Sorry we missed you
di Ken Loach
con Kris Hitchen, Debbie Honeywood, Rhys Stone
Regno Unito, Belgio, Francia, 2019
genere: drammatico
durata, 101’
Ken Loach torna alla ribalta con un film dove a farla da padrona è una situazione (disperata) attuale. Ricky e Abby sono una coppia che cerca di mandare avanti la propria famiglia, formata anche dall’adolescente Seb che sembra fare di tutto per non aiutare e dalla piccola Liza che, invece, sembra la più coscienziosa dell’intera famiglia, sempre pronta a trovare una parola di conforto o di sistemazione per chiunque. Purtroppo la crisi economica non gli permette di vivere la vita che hanno sempre sperato e sono costretti a rinunciare a molte cose, come, ad esempio, l’acquisto della loro prima casa. Per poter, però, permettere almeno una vita dignitosa ai propri figli prendono delle decisioni importanti.
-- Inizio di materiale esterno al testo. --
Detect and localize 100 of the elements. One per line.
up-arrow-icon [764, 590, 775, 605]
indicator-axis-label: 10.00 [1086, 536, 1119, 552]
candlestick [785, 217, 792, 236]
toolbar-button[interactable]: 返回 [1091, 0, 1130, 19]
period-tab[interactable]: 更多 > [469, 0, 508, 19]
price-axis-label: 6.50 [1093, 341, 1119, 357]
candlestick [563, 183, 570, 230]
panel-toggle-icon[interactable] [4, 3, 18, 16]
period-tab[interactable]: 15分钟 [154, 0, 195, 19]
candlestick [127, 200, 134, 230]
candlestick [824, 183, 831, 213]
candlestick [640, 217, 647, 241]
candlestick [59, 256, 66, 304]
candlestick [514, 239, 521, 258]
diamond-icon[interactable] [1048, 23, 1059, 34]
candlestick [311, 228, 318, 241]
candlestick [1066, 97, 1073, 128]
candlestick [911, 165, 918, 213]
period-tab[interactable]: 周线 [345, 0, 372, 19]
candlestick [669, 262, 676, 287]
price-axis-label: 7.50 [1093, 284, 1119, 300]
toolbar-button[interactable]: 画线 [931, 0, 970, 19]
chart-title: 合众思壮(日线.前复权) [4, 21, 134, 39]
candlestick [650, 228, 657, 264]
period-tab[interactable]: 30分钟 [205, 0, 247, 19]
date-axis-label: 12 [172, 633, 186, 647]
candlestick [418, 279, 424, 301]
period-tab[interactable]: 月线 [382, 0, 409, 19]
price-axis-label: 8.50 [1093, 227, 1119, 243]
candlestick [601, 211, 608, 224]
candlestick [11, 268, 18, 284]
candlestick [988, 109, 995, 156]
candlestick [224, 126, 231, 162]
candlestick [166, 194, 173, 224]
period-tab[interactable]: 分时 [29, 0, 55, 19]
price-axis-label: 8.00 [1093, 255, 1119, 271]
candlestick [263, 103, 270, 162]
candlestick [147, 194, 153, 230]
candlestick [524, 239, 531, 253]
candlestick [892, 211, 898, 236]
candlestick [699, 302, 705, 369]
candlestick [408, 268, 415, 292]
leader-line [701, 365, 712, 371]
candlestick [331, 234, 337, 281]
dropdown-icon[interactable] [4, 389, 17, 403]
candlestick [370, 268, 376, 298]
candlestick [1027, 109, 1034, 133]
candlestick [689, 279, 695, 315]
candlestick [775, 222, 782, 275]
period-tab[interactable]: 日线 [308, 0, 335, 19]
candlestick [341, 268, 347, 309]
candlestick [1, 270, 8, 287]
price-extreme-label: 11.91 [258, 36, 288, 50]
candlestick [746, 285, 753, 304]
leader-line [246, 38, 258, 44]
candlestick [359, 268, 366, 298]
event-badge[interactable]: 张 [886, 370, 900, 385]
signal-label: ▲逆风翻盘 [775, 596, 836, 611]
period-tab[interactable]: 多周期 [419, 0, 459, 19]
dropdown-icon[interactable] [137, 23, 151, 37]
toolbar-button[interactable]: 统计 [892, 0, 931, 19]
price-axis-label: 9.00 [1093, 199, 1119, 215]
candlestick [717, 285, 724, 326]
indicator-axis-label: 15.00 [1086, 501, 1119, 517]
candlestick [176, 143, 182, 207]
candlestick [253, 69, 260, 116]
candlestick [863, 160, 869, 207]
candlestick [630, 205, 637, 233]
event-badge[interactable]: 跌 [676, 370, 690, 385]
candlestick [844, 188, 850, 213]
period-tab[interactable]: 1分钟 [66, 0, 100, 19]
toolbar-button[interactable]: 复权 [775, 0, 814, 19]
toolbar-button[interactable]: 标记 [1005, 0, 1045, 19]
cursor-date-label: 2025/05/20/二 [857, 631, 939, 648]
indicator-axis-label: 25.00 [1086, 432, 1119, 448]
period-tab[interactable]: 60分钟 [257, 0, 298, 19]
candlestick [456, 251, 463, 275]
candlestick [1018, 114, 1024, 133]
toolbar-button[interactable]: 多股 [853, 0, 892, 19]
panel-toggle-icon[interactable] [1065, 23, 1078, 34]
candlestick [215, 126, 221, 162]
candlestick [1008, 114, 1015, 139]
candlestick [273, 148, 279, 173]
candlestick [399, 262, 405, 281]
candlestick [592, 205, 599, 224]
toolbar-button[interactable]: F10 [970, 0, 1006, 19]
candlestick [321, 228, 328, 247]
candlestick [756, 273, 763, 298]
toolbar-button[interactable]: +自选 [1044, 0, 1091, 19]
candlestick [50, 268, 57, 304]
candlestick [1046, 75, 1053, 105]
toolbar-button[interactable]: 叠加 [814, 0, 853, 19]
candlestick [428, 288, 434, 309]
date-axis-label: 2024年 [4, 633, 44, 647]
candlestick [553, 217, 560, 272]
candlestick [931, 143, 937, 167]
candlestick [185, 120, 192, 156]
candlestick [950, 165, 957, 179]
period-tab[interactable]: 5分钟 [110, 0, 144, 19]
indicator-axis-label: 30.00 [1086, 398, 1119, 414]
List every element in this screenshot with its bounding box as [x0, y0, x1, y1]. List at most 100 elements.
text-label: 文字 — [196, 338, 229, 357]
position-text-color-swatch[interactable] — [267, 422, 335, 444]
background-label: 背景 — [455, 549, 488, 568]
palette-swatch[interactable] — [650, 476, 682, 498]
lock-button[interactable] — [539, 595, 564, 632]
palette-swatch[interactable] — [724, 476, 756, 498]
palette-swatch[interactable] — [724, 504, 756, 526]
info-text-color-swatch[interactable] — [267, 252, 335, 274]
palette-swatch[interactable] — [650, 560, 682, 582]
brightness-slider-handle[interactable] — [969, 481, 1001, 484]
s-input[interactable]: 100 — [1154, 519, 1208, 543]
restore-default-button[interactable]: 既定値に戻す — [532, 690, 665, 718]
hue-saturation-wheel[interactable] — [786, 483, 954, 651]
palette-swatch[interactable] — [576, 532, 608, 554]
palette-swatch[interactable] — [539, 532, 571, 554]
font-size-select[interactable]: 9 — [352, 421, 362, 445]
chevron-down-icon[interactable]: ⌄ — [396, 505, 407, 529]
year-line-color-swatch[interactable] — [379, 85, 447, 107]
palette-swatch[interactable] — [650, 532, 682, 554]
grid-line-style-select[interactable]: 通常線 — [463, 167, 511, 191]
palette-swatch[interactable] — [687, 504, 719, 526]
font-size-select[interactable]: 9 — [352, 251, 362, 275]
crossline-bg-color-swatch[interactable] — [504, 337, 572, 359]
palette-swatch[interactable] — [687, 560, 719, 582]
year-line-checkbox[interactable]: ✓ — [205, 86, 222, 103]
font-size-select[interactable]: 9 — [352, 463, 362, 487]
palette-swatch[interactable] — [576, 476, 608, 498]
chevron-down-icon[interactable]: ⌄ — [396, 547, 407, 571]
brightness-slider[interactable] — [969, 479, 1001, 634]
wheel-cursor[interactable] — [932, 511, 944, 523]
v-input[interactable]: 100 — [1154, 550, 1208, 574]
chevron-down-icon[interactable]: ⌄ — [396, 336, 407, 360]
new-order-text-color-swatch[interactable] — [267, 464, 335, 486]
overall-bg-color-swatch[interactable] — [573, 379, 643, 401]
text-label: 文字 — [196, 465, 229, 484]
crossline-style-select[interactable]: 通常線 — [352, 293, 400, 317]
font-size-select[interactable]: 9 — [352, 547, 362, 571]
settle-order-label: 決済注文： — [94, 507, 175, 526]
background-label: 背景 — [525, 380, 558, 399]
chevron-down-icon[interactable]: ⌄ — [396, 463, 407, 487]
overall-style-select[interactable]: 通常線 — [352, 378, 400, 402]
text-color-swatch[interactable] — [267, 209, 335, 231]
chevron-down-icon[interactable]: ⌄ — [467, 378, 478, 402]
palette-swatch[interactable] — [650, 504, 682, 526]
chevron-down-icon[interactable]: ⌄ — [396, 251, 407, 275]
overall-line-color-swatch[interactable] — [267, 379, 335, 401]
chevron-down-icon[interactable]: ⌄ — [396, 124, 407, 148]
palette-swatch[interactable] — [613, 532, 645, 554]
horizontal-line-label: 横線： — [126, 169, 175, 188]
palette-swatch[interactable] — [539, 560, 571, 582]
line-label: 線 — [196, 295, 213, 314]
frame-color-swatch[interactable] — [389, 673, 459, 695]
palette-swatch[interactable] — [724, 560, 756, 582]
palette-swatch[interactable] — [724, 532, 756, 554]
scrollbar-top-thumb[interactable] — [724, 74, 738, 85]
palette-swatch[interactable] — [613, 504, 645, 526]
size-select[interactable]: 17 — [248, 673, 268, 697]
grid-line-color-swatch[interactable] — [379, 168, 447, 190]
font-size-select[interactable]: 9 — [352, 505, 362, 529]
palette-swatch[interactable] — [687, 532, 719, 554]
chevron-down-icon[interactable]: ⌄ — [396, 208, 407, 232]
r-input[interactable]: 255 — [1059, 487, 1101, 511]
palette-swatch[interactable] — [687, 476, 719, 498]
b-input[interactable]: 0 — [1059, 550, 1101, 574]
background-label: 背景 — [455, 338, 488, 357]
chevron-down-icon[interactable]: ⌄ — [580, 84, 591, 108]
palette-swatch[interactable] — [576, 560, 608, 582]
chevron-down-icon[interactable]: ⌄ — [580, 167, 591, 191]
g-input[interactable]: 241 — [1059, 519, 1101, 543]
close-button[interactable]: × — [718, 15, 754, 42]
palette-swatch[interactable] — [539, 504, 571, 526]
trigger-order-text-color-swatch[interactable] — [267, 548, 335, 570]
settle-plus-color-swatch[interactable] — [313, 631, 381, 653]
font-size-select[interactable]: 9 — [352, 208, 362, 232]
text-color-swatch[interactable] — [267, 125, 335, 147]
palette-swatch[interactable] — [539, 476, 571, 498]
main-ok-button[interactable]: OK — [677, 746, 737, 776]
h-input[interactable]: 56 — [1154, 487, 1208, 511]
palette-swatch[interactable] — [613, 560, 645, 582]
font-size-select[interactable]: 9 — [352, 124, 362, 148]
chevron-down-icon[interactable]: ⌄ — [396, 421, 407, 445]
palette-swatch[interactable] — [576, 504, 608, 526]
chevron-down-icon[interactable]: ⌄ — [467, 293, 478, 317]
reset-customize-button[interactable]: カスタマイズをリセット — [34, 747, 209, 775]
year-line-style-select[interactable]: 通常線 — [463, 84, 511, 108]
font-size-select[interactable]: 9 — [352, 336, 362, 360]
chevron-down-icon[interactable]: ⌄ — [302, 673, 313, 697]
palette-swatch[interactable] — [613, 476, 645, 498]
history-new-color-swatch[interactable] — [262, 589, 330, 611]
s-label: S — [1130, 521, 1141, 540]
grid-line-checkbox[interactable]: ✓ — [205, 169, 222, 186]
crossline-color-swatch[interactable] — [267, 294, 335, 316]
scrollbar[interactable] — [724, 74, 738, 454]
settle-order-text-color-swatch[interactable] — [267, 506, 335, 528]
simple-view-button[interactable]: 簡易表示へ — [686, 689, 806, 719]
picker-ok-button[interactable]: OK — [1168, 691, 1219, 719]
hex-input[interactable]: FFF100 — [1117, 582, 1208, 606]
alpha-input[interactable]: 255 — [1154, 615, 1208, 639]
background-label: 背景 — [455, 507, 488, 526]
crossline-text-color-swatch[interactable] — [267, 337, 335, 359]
Una di queste è sicuramente quella di far vendere la macchina di Abby, che la donna utilizza per spostarsi da un cliente all’altro, essendo badante a domicilio, per far acquistare a Ricky un furgone in modo da renderlo un corriere autonomo per una grande ditta di consegne. Purtroppo non tutto va secondo i piani della famiglia e, oltre al coinvolgimento in tantissime problematiche lavorative, Ricky deve fare anche i conti con il comportamento del figlio.
Una tematica importante e attuale quella portata sullo schermo da Ken Loach che, attraverso una semplice famiglia, riesce a fornire diverse sfaccettature e visioni della situazione. I modi dei quattro personaggi principali per affrontare la vita e la conseguente crisi sono completamente diversi.
Se i figli hanno due visioni opposte e contrastanti, con una Liza che cerca di rimediare a qualsiasi cosa, il modo di reagire di Seb è tutt’altro che positivo, andando, alla lunga, a rappresentare un problema non solo per lui, ma per chiunque. E una versione ancora diversa ce l’abbiamo con i due genitori. Abby sembra riuscire a scendere a compromessi e accontentarsi di qualsiasi cosa, seppur in minima parte. Cerca costantemente di vedere il bicchiere mezzo pieno e di dare conforto anche a chi la circonda, rimediando a qualsiasi problema le venga posto. Ricky, invece, è la situazione opposta: si arrende subito, vede tutto negativo, ma, al tempo stesso, non ha la forza di reagire e subisce quasi del tutto passivamente ciò che gli viene imposto.
Inevitabile lo schierarsi con la parte debole, quindi con tutta la famiglia Turner, ma a sua volta, all’interno, non si può non provare empatia con Ricky e pensare come lui a qualsiasi modo per evadere da una realtà troppo stretta. Nonostante la remissività della moglie, sembra inconcepibile accettare il suo stile di vita. A livello tecnico gli elementi che colpiscono sono gli stacchi scuri continui che sembrano quasi strizzare l’occhio a una resa incondizionata della situazione, che vanno di pari passo con la quasi totale assenza di musica che indica, invece, la veridicità dei fatti e la realtà nuda e cruda, nella quale non c’è finzione cinematografica, non ci sono intervalli “poetici”, ma il continuo incedere dei fatti.